There is no one reason, but here is an important one. Newspapers are less read, less influential than they used to be. TV's broadcast news is reduced in influence because of cable channel infotainment, radio talk shows and Internet sites and blogs. Because media information is nowadays slanted to produce higher ratings, the sensational and exciting developments are featured, while unbiased factual information is hard to come by. Fox News, featuring Glenn Beck, is pretty much a house organ of far right republicanism. MSNBC is reliably liberal-left democratic. CNN is sometimes middle-of-the road. Rush Limbaugh holds the radio franchise for far-right republicanism. Beck and Limbaugh excel in name-calling. Barack Obama is a Hitler, a fascist, a socialist, a communist. The Fox screen shows Obama with a Hitler mustache painted on. Limbaugh wants Obama to fail-and presumably this nation right along with him since, apparently, ideology is more important than national success. Sarah Palin joins in with her interpretation of paid end-of-life counseling as "death panels." Altogether, we are treated to a melange of cheap invective, misinformation and sheer insanity.

There are deeper reasons underlying the shaky state of the union. The Democrats, led by Obama, decisively won the election. But the Democrats are divided between House and Senate; the Blue Dogs, elected from conservative districts, are not in tune with their more liberal fellows. And Obama, on the issue of health care, seems to have learned his lesson from previous failures all too well. Writing in advance of Wednesday's speech to a joint session of Congress, I cannot discern if he is fully devoted to the public option or some "trigger" of that option, or if he is willing to exercise a one-sided bipartisanism and go with half a loaf or even less. Obama's approval numbers are trending downward, even among the independent voters who elected him. Can he regain the needed leadership on this issue-and others? Time will tell.

But the deepest reason for division, name-calling and foolish distortions of fact rest not just on health care's complexity but on a combination of other factors of national stress. We're faced with a national debt, which may rise to $11 trillion; taxes are going to be raised-inevitably. Let's hope the Chinese keep loaning us money. We've been in Afghanistan for eight years and it begins to look a lot like Vietnam. The "recovery" is so far jobless with the unemployment rate likely to reach 10 percent.

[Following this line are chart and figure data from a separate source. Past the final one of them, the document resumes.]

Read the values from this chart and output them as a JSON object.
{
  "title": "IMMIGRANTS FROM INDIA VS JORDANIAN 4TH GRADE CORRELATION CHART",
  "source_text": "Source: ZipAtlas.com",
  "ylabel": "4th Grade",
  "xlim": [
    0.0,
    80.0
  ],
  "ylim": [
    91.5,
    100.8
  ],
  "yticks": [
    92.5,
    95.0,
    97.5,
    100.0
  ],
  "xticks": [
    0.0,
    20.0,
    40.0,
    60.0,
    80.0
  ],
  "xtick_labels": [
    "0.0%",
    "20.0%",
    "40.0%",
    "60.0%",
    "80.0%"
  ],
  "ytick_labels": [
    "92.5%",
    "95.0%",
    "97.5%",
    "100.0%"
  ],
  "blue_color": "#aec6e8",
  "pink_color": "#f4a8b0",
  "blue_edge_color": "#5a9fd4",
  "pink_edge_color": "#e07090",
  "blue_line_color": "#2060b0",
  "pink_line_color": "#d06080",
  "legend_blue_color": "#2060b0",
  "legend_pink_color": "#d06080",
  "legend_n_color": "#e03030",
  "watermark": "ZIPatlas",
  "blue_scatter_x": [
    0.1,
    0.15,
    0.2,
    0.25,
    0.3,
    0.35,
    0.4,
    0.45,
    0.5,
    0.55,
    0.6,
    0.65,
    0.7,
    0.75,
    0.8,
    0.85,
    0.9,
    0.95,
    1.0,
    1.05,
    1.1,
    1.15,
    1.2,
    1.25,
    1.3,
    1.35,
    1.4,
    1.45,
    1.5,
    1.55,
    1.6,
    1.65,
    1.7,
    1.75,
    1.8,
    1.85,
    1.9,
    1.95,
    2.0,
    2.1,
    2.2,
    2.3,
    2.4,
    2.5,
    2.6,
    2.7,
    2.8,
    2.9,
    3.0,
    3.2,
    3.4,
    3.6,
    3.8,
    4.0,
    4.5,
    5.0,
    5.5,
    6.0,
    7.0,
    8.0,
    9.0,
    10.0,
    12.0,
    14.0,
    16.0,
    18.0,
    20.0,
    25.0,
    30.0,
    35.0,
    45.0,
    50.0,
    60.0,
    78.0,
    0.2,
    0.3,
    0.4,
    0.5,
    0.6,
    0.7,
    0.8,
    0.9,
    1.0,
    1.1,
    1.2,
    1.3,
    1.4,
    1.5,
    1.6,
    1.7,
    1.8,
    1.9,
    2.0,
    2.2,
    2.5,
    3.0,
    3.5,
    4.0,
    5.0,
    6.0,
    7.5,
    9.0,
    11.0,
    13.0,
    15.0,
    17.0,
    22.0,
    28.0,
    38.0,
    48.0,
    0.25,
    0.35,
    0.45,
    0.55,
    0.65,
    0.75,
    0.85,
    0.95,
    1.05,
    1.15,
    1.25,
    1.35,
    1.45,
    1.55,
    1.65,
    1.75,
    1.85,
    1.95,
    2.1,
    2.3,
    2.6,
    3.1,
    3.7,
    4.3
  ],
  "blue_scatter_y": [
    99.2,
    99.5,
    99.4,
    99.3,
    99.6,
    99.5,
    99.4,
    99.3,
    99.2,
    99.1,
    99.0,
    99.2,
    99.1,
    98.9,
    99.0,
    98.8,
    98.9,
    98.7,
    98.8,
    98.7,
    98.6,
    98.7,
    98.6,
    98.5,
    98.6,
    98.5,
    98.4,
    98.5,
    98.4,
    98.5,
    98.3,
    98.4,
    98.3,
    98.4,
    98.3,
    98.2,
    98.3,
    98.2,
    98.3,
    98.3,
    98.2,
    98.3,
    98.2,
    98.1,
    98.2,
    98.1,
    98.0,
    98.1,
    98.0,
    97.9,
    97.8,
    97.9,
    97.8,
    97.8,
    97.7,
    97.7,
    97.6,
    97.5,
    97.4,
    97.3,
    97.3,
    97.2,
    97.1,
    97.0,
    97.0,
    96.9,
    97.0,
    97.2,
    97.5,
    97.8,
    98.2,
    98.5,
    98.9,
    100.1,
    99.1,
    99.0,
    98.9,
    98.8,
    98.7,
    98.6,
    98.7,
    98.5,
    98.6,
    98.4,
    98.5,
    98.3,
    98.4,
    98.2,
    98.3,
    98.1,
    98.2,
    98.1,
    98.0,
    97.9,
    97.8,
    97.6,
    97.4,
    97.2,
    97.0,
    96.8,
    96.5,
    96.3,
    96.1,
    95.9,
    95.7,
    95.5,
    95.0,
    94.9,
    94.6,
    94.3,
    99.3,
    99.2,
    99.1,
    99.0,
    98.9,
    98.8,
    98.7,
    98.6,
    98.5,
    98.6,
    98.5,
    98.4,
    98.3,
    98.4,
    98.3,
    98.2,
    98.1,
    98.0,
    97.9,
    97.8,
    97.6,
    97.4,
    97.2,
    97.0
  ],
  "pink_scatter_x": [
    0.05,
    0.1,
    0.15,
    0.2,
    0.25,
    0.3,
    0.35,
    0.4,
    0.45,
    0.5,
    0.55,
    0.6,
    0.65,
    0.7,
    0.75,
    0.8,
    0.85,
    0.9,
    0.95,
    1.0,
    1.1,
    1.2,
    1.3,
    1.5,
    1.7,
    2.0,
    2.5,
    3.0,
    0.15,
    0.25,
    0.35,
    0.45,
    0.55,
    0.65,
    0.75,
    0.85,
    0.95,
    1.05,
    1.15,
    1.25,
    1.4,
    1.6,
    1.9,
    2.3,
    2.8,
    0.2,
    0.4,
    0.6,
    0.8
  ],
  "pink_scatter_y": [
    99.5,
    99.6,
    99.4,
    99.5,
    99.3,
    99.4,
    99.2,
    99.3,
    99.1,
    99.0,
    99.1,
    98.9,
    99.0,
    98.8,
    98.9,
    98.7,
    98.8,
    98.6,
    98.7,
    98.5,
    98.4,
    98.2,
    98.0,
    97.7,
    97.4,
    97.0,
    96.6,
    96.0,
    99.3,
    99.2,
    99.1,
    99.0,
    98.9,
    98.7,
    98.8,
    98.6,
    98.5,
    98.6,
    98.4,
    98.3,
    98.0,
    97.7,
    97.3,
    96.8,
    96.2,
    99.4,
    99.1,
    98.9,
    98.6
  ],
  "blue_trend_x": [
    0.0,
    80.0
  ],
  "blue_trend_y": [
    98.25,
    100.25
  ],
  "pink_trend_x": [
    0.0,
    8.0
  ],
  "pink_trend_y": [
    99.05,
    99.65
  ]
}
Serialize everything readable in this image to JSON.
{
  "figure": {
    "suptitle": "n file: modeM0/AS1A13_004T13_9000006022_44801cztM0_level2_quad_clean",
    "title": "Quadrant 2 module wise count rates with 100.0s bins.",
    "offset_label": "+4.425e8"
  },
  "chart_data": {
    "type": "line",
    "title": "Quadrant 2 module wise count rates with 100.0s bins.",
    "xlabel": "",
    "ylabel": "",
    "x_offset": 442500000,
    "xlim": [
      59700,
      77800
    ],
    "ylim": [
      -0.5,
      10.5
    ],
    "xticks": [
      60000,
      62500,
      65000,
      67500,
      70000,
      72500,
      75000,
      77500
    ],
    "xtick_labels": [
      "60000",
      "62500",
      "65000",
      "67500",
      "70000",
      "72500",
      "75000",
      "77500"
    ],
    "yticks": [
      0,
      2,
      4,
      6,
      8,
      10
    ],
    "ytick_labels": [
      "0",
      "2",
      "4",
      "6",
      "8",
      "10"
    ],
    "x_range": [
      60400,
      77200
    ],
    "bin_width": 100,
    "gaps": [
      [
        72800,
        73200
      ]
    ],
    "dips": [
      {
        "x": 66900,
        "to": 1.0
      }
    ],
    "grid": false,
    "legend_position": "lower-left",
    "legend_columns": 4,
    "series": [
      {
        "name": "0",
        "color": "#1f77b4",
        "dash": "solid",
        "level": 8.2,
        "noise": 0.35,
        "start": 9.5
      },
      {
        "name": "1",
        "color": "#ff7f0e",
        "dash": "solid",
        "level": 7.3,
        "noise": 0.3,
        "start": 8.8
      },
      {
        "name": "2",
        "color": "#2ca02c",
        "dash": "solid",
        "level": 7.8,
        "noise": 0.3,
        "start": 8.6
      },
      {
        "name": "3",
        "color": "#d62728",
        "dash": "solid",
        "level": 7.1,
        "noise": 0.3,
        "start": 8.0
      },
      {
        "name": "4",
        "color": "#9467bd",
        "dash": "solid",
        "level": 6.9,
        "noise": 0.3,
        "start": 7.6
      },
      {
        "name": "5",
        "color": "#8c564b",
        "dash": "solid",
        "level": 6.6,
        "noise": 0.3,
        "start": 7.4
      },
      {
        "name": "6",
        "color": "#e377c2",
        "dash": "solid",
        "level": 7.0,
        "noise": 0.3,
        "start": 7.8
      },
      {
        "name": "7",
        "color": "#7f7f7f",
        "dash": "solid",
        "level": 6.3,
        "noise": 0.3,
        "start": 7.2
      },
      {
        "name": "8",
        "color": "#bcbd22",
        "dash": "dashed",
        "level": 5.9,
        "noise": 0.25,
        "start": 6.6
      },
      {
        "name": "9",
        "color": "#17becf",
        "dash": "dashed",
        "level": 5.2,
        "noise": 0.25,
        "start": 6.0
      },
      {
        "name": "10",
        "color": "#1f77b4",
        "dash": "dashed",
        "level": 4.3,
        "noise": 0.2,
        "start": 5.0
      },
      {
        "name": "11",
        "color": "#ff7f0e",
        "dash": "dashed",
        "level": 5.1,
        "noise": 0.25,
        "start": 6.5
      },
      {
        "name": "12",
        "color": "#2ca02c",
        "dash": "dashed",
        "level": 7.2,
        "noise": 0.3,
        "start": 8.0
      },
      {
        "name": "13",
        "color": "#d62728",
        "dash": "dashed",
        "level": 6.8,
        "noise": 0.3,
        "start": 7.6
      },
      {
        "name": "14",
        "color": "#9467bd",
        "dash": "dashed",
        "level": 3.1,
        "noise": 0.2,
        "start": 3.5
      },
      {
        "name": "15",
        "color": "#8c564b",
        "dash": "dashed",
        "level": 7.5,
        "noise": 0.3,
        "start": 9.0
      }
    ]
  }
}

The government has had to rescue private enterprise at what seems to many an alarming rate - with a public option in health care being the last straw. Congressmen are the target of millions spent on lobbying by the drug and insurance companies. Are they listening to their constituents or their paymasters?

The state of the union must return to something resembling the Jeffersonian model I started with. But to do so there must be unusually effective leadership from the president. There must be real bipartisanship from both sides of the aisle. There must be a return to fiscal responsibility in the near term. We must find an honorable exit to our protracted wars..

I will place my bet on Obama and the American people.